In February 2016, Bluebridge acquired Cadence Consulting, which became the initial network of early adopters for the employee engagement sector of the business. As part of the acquisition, Bluebridge also hired Todd Richardson, Cadence Consulting founder and former ExactTarget executive, as their Chief People Officer.

Around this same time, Bluebridge introduced Emplify, which was originally developed for internal company use, as a new product line after employee engagement accounted for more than half of new sales for the company. The launch was boosted with a $3 million round of funding by Midwestern venture capital firms Allos Ventures and Cultivation Capita.

In November 2016, Bluebridge sold its Bluebridge Churches unit to echurch powered by PushPay, a mobile giving and engagement technology provider for faith-based organizations, and sold its Bluebridge Tourism unit to Simpleview, which provides sales and marketing technology. This sale marked as the official transition from Bluebridge Digital., Inc. to Emplify, Inc.

In September 2018, Emplify announced that it had raised a $7.5 million in a Series A investment round for its employee engagement platform. The round was led by New Jersey–based growth equity investment firm Edison Partners, with participation again from Allos Ventures and Cultivation Capita. With this round of funding, Emplify also announced the roll-out of a new Emplify Partner Program with select talent management and consulting firms.

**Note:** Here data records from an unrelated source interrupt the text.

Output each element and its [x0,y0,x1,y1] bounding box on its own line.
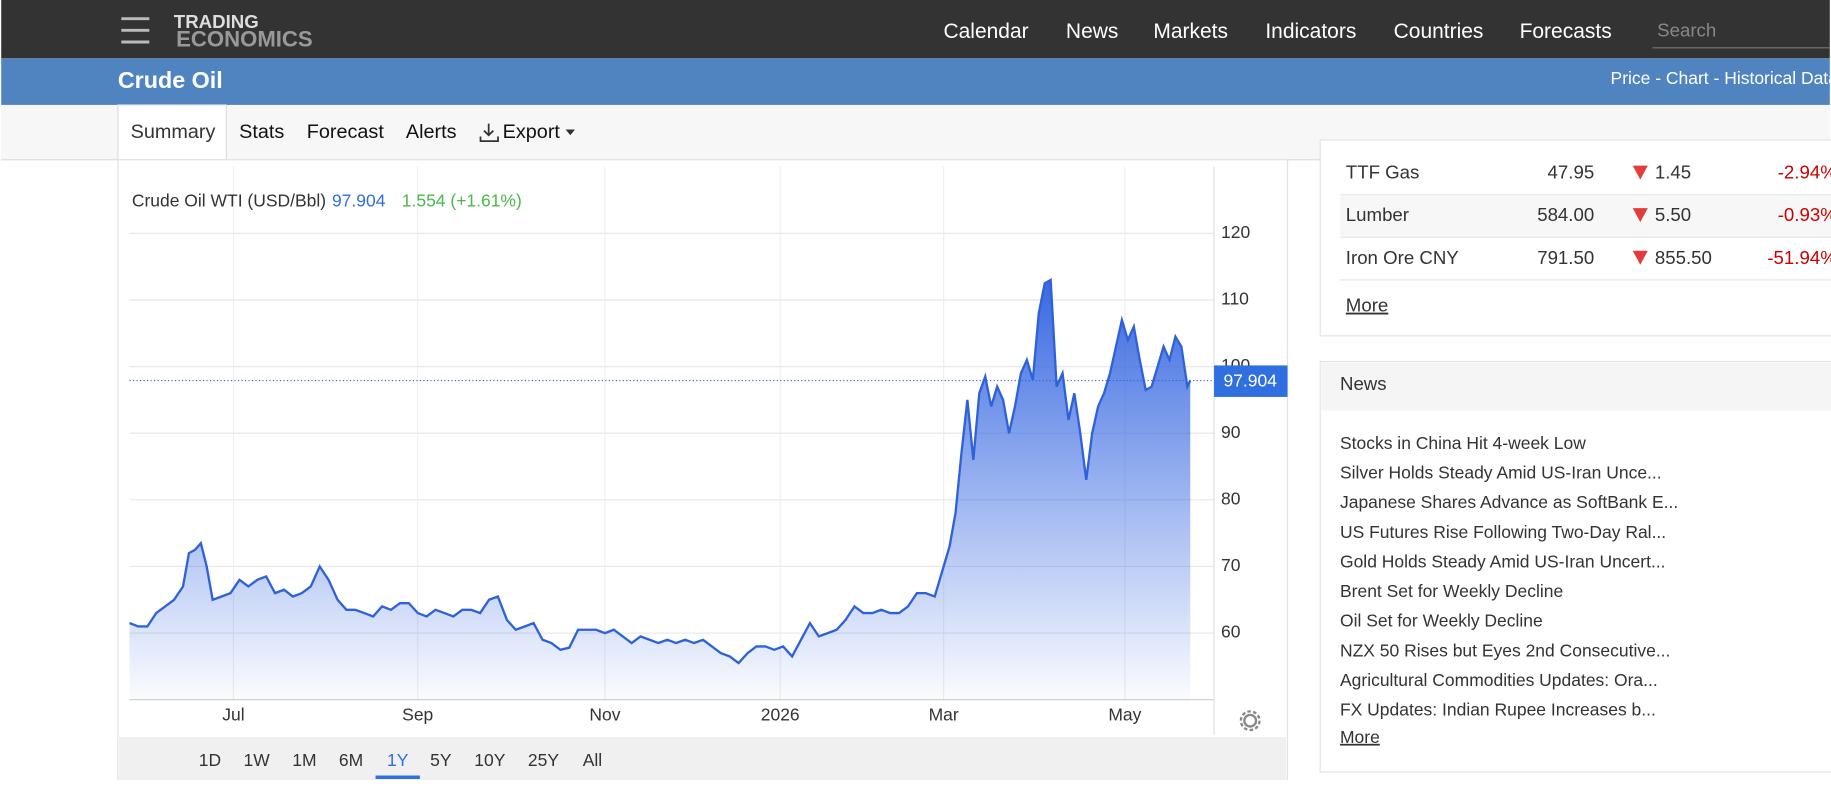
search-input[interactable]: Search [1657,19,1716,40]
market-name[interactable]: Lumber [1346,204,1409,225]
news-item[interactable]: Japanese Shares Advance as SoftBank E... [1340,492,1678,512]
y-tick-label: 60 [1221,622,1241,642]
x-tick-label: Sep [402,705,433,725]
y-tick-label: 80 [1221,488,1241,508]
active-tab [117,104,227,161]
range-button[interactable]: 6M [339,750,363,770]
tab[interactable]: Summary [131,121,216,143]
subnav[interactable]: Price - Chart - Historical Data [1611,68,1831,88]
tab[interactable]: Forecast [307,121,385,143]
nav-link[interactable]: News [1066,20,1118,43]
x-tick-label: Nov [589,705,620,725]
market-name[interactable]: Iron Ore CNY [1346,247,1459,268]
x-tick-label: Mar [929,705,959,725]
market-change: 1.45 [1655,162,1691,183]
range-button[interactable]: 25Y [528,750,559,770]
market-pct: -51.94% [1767,247,1831,268]
news-item[interactable]: Silver Holds Steady Amid US-Iran Unce... [1340,463,1662,483]
more-link[interactable]: More [1340,727,1380,747]
range-button[interactable]: 1M [292,750,316,770]
logo[interactable]: TRADING [174,11,259,32]
chart-title-part: 97.904 [332,190,386,210]
dropdown-caret[interactable] [565,129,575,136]
nav-link[interactable]: Markets [1153,20,1228,43]
market-price: 791.50 [1537,247,1594,268]
news-item[interactable]: Oil Set for Weekly Decline [1340,611,1543,631]
top-bar [1,0,1830,59]
page-title: Crude Oil [118,67,223,93]
x-tick-label: May [1108,705,1141,725]
area-fill [129,280,1191,700]
settings-icon[interactable] [1239,710,1261,732]
news-item[interactable]: Brent Set for Weekly Decline [1340,581,1563,601]
range-button[interactable]: 1W [243,750,270,770]
table-row-bg [1339,195,1831,238]
down-arrow [1632,165,1648,180]
range-bar [118,737,1287,780]
chart-title: Crude Oil WTI (USD/Bbl) 97.904 1.554 (+1.6… [132,190,522,210]
range-button[interactable]: 5Y [430,750,452,770]
range-button[interactable]: 1Y [387,750,409,770]
range-button[interactable]: 1D [199,750,221,770]
x-tick-label: 2026 [761,705,800,725]
range-underline [375,775,420,780]
last-price-box [1214,365,1288,397]
range-button[interactable]: All [583,750,602,770]
market-change: 5.50 [1655,204,1691,225]
price-line [129,278,1192,665]
y-tick-label: 110 [1221,289,1249,309]
last-price-label: 97.904 [1223,370,1277,390]
news-title: News [1340,373,1387,394]
y-tick-label: 70 [1221,555,1241,575]
news-panel [1319,360,1831,773]
news-item[interactable]: Agricultural Commodities Updates: Ora... [1340,670,1658,690]
down-arrow [1632,208,1648,223]
tab[interactable]: Alerts [406,121,457,143]
market-price: 47.95 [1548,162,1595,183]
market-pct: -0.93% [1778,204,1831,225]
range-button[interactable]: 10Y [474,750,505,770]
news-item[interactable]: NZX 50 Rises but Eyes 2nd Consecutive... [1340,640,1670,660]
nav-link[interactable]: Countries [1394,20,1484,43]
tab[interactable]: Stats [239,121,284,143]
news-item[interactable]: FX Updates: Indian Rupee Increases b... [1340,700,1656,720]
market-change: 855.50 [1655,247,1712,268]
y-tick-label: 90 [1221,422,1241,442]
x-tick-label: Jul [222,705,244,725]
down-arrow [1632,250,1648,265]
market-name[interactable]: TTF Gas [1346,162,1420,183]
more-link[interactable]: More [1346,295,1388,316]
news-item[interactable]: Gold Holds Steady Amid US-Iran Uncert... [1340,551,1666,571]
market-price: 584.00 [1537,204,1594,225]
title-bar [1,58,1830,105]
menu-icon[interactable] [121,17,150,44]
news-item[interactable]: Stocks in China Hit 4-week Low [1340,433,1586,453]
y-tick-label: 120 [1221,222,1250,242]
tab[interactable]: Export [503,121,561,143]
chart-title-part: 1.554 (+1.61%) [402,190,522,210]
export-icon[interactable] [479,123,499,142]
chart-title-part: Crude Oil WTI (USD/Bbl) [132,190,326,210]
market-pct: -2.94% [1778,162,1831,183]
nav-link[interactable]: Indicators [1265,20,1356,43]
news-header [1321,362,1831,411]
nav-link[interactable]: Calendar [943,20,1028,43]
nav-link[interactable]: Forecasts [1520,20,1612,43]
logo[interactable]: ECONOMICS [176,27,313,52]
news-item[interactable]: US Futures Rise Following Two-Day Ral... [1340,522,1666,542]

In October 2019, Edison Partners doubled down on their investment into Emplify when the two announced they had completed a $15 million Series B investment round. The round was again aided by investors Allos Ventures and Cultivation Capita. Emplify announced that this round of funding would allow the company to continue product development and expand its sales and marketing teams. As part of the announcement, Emplify also revealed that it had grown year-over-year revenue by an average of more than 275% since its founding in 2016.